Recuerdas que entramos en la cafetería Manila, que no existe ya salvo en aquella noche nuestra, y que te dije, «Pide lo que quieras», como dicen las tías o las madrinas, no las madres. Te dije, «Pide lo que quieras». Y delante de ti, entre los dos, como una barrera de tentaciones, crecieron un batido de chocolate, un sándwich mixto y un Banana Split, coronado con la sombrilla hawaiana de papel y una pequeña bengala. Yo no pedí nada, eran los tiempos en que me alimentaba del aire; yo picaba de tus patatas fritas, bebía una Coca-Cola y me quedaba por momentos con la mirada ausente, más en mis cosas que en las tuyas, yendo y volviendo de tu mundo al mío: de la alegría ruidosa que te había producido este regalo inesperado a la verdadera razón de nuestra huida.
Serían las ocho de la tarde, la hora en la que habitualmente él llamaba y tú te bañabas y escuchabas sin escuchar nuestra conversación desde el baño, cuando te dije, «¡Vamos, venga, vámonos al cine!», y agarré al vuelo tu chaqueta, la mía, el bolso, y casi corriendo nos presentamos en la parada de los taxis, y me preguntaste: «¿Lo paro yo, lo paro yo?», y la noche empezó así, como si la mujer adulta que era yo aceptara los caprichos del niño cuando en realidad era él quien se estaba plegando a los míos.
Recuerdas la bengala chispeante, el plátano mojado en chocolate y el helado de fresa y vainilla. Tu gula del principio y tu cansancio a mitad del plato, después de beber chocolate, comer el queso y el jamón fundidos y mirar melancólicamente el postre que no se acababa nunca. «Venga, déjalo ya, te lo dije, sabía que no podrías con todo.»
Recuerdas el cine, el viejo cine de columnas colosales pintadas de verde y con dorados tristes en los capiteles, la voluptuosidad de la moqueta en la que tus pies se hundían con la misma ingravidez que los personajes de los dibujos de la Warner, que es la ingravidez de los niños, y el perfume del ambientador que el acomodador acababa de echar.
Recuerdas haber querido ser acomodador para vestir el uniforme, tener una linterna y recibir propinas, para estar siempre viendo películas, las mismas una vez y otra, y conocer de memoria todos los desenlaces y abrir las puertas en el momento en que los títulos de crédito comienzan a bajar por la pantalla para que se cuele el halo de luz y la gente sepa que ya es hora de volver al mundo.
Recuerdas el cine casi vacío. Sólo una pareja al fondo, ella ordinaria, basta, prostituta seguramente; él seco, bronco, con su cazadora de chulo, dispuesto a dormirse, a dar la noche por perdida. El acomodador nos hizo un gesto con la mano y dijo: «Donde quieran, el cine es suyo.»

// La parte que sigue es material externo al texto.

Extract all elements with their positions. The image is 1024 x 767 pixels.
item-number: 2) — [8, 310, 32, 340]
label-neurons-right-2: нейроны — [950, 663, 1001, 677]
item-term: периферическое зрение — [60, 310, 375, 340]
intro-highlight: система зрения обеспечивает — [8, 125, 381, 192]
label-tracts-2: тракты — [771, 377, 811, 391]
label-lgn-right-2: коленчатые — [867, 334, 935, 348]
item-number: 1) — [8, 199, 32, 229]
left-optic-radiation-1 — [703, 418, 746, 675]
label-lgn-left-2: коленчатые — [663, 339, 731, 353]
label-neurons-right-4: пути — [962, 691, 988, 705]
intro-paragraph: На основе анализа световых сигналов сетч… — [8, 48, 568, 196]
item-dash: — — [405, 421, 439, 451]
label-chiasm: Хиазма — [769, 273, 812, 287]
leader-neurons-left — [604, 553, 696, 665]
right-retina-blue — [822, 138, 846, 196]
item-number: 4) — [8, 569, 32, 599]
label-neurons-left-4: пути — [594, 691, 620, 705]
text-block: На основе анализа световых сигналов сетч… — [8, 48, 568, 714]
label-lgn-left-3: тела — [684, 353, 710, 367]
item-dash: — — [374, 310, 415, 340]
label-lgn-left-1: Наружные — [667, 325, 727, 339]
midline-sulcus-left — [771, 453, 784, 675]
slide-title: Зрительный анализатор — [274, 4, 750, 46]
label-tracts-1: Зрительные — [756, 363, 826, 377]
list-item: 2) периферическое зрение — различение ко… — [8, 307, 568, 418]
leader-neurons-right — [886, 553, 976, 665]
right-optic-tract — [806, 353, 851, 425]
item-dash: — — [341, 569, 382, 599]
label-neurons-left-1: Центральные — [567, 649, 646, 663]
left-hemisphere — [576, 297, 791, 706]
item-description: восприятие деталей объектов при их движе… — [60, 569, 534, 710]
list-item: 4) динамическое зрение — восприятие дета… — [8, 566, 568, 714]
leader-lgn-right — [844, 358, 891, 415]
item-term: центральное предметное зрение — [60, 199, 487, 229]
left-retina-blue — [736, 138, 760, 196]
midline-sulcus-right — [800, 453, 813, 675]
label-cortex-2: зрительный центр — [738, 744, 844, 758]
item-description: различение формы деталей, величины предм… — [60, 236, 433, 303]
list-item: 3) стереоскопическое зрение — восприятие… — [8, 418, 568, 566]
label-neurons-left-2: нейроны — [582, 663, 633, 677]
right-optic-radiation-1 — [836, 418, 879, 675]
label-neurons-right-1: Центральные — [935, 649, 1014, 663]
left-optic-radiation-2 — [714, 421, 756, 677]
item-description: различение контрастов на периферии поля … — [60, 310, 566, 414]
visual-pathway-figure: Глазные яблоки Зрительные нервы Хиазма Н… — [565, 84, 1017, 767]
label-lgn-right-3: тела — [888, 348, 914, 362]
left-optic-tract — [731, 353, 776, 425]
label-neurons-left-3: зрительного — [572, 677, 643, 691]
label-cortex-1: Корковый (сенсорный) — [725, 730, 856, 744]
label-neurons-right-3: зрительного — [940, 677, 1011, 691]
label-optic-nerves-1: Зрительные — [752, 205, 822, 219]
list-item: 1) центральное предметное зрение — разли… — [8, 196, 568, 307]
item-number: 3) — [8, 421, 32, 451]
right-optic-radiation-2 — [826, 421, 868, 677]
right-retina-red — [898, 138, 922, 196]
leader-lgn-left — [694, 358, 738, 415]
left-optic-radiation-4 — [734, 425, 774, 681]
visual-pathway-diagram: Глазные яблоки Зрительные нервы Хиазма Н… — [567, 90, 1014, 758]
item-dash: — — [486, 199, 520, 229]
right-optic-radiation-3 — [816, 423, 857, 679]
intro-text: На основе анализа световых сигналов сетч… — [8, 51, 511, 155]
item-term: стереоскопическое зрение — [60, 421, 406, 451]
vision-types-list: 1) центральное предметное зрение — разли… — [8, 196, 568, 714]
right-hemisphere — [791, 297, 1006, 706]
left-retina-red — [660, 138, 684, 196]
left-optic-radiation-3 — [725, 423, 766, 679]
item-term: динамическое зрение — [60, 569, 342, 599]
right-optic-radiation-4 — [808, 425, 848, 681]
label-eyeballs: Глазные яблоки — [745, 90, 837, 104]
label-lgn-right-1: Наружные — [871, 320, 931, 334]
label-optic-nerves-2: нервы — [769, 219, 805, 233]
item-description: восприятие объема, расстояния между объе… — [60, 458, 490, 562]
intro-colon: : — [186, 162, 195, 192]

Nos sentamos. Tú no te habías fijado en esos otros dos personajes que teníamos delante, yo sí; en realidad, me arrepentí de los asientos elegidos nada más sentarnos pero me dio pereza, o no sé, eran los tiempos en que parecía reaccionario tener desconfianza del lumpen, y yo me dejaba llevar por esa corriente, como por otras tantas, íntimamente incómoda conmigo misma o asustada, consciente de mi irresponsabilidad, aunque sumisa con la bobería de la década. Pensaría, como tantas otras veces, ¿por qué no tengo la sensatez de llevarme al niño a otra fila?, ¿por qué coño siempre hay tanta distancia entre lo que debo hacer y lo que hago? Eran yonquis. Chica y chico. Uno dormía, la otra casi.